Identity Erasure in Fadia Faqir’s Pillars of Salt, My Name is Salma & Leila Aboulela’s Minaret


  • Ahmad M.S. Abu Baker Al al-Bayt University



This article aims to highlight the desire for identity erasure as a dominant theme in Fadia Faqir’s Pillars of Salt, My Name is Salma & Leila Aboulela’s Minaret. It also examines the process of rethinking and reshaping identity, its concomitant process of labelling and the desire for identity erasure in the target novels using insights from Postcolonial Theory, Freudian Psychoanalysis, Jungian Archetypal Criticism, and Derrida’s Deconstruction. Textual analysis reveals that Faqir and Aboulela aim to highlight the predicament of females in Arab societies and in England where they suffer from patriarchy, alienation, trauma and PTSD that cause them to wish to erase their past and their identities and to develop thanatos to escape the existential situations they find themselves in, and in which they suffer from patriarchy, traumatic loss of/separation from their loved ones, and sometimes a loss of virginity and, hence, a sinful past.
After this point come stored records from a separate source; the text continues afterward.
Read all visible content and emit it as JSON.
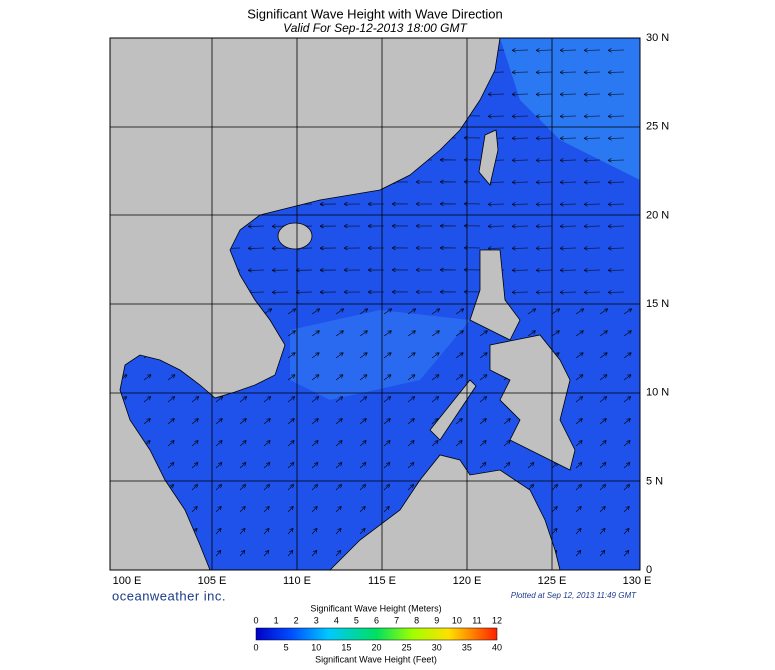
{
  "header": {
    "title": "Significant Wave Height with Wave Direction",
    "subtitle": "Valid For Sep-12-2013 18:00 GMT"
  },
  "map": {
    "lon_labels": [
      "100 E",
      "105 E",
      "110 E",
      "115 E",
      "120 E",
      "125 E",
      "130 E"
    ],
    "lat_labels": [
      "30 N",
      "25 N",
      "20 N",
      "15 N",
      "10 N",
      "5 N",
      "0"
    ]
  },
  "footer": {
    "credit": "oceanweather inc.",
    "plotted": "Plotted at Sep 12, 2013 11:49 GMT"
  },
  "colorbar": {
    "meters_title": "Significant Wave Height (Meters)",
    "meters_ticks": [
      "0",
      "1",
      "2",
      "3",
      "4",
      "5",
      "6",
      "7",
      "8",
      "9",
      "10",
      "11",
      "12"
    ],
    "feet_title": "Significant Wave Height (Feet)",
    "feet_ticks": [
      "0",
      "5",
      "10",
      "15",
      "20",
      "25",
      "30",
      "35",
      "40"
    ]
  }
}
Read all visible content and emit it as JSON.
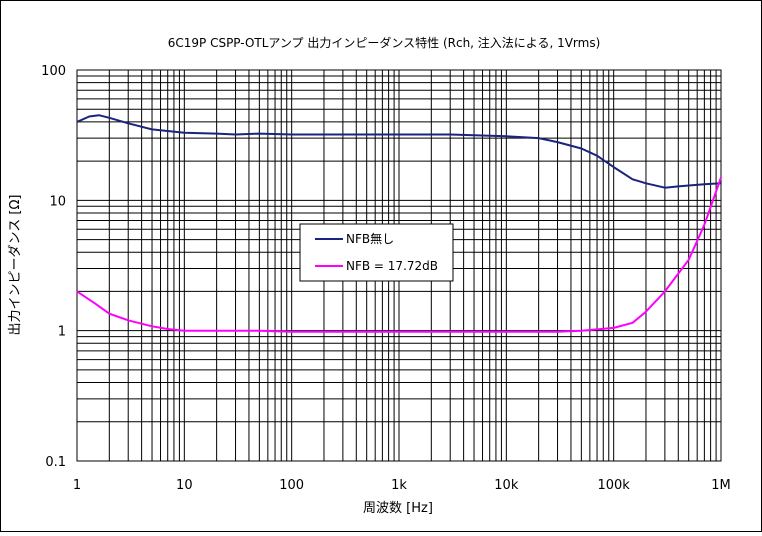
{
  "chart_data": {
    "type": "line",
    "title": "6C19P CSPP-OTLアンプ 出力インピーダンス特性 (Rch, 注入法による, 1Vrms)",
    "xlabel": "周波数 [Hz]",
    "ylabel": "出力インピーダンス [Ω]",
    "x_scale": "log",
    "y_scale": "log",
    "xlim": [
      1,
      1000000
    ],
    "ylim": [
      0.1,
      100
    ],
    "grid": true,
    "legend_position": "center-left",
    "x_tick_values": [
      1,
      10,
      100,
      1000,
      10000,
      100000,
      1000000
    ],
    "x_tick_labels": [
      "1",
      "10",
      "100",
      "1k",
      "10k",
      "100k",
      "1M"
    ],
    "y_tick_values": [
      0.1,
      1,
      10,
      100
    ],
    "y_tick_labels": [
      "0.1",
      "1",
      "10",
      "100"
    ],
    "series": [
      {
        "name": "NFB無し",
        "color": "#1a237e",
        "points": [
          [
            1,
            40
          ],
          [
            1.3,
            44
          ],
          [
            1.6,
            45
          ],
          [
            2,
            43
          ],
          [
            3,
            39
          ],
          [
            5,
            35
          ],
          [
            10,
            33
          ],
          [
            20,
            32.5
          ],
          [
            30,
            32
          ],
          [
            50,
            32.5
          ],
          [
            100,
            32
          ],
          [
            300,
            32
          ],
          [
            1000,
            32
          ],
          [
            3000,
            32
          ],
          [
            10000,
            31
          ],
          [
            20000,
            30
          ],
          [
            30000,
            28
          ],
          [
            50000,
            25
          ],
          [
            70000,
            22
          ],
          [
            100000,
            18
          ],
          [
            150000,
            14.5
          ],
          [
            200000,
            13.5
          ],
          [
            300000,
            12.5
          ],
          [
            400000,
            12.8
          ],
          [
            500000,
            13
          ],
          [
            700000,
            13.3
          ],
          [
            1000000,
            13.5
          ]
        ]
      },
      {
        "name": "NFB = 17.72dB",
        "color": "#ff00ff",
        "points": [
          [
            1,
            2
          ],
          [
            1.5,
            1.6
          ],
          [
            2,
            1.35
          ],
          [
            3,
            1.2
          ],
          [
            5,
            1.08
          ],
          [
            7,
            1.03
          ],
          [
            10,
            1.0
          ],
          [
            20,
            1.0
          ],
          [
            50,
            1.0
          ],
          [
            100,
            0.98
          ],
          [
            1000,
            0.98
          ],
          [
            10000,
            0.98
          ],
          [
            30000,
            0.98
          ],
          [
            50000,
            1.0
          ],
          [
            100000,
            1.05
          ],
          [
            150000,
            1.15
          ],
          [
            200000,
            1.4
          ],
          [
            300000,
            2.0
          ],
          [
            500000,
            3.5
          ],
          [
            700000,
            6.5
          ],
          [
            1000000,
            15
          ]
        ]
      }
    ]
  }
}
Patriarchy, as in oppressive ideology, has a destructive effect upon female experience and female identity. In a world in which patriarchy still dominates, the novels in question function as an eye-opener on the need to empower women and free them from its tenacious grip.   

Author Biography

  • Ahmad M.S. Abu Baker, Al al-Bayt University

    Associate Professor of English & Comparative Literature at Al al-Bayt University, Jordan. Doctorate of English & Comparative Literature from Murdoch University/Western Australia in 2002. 19 published articles in international refereed indexed journals on a variety of topics including: postcolonial theory, identity, Emily Dickinson, War Poetry. A Contributor of the five volume set The Dictionary of World Literary Characters published by Facts on File. Inc.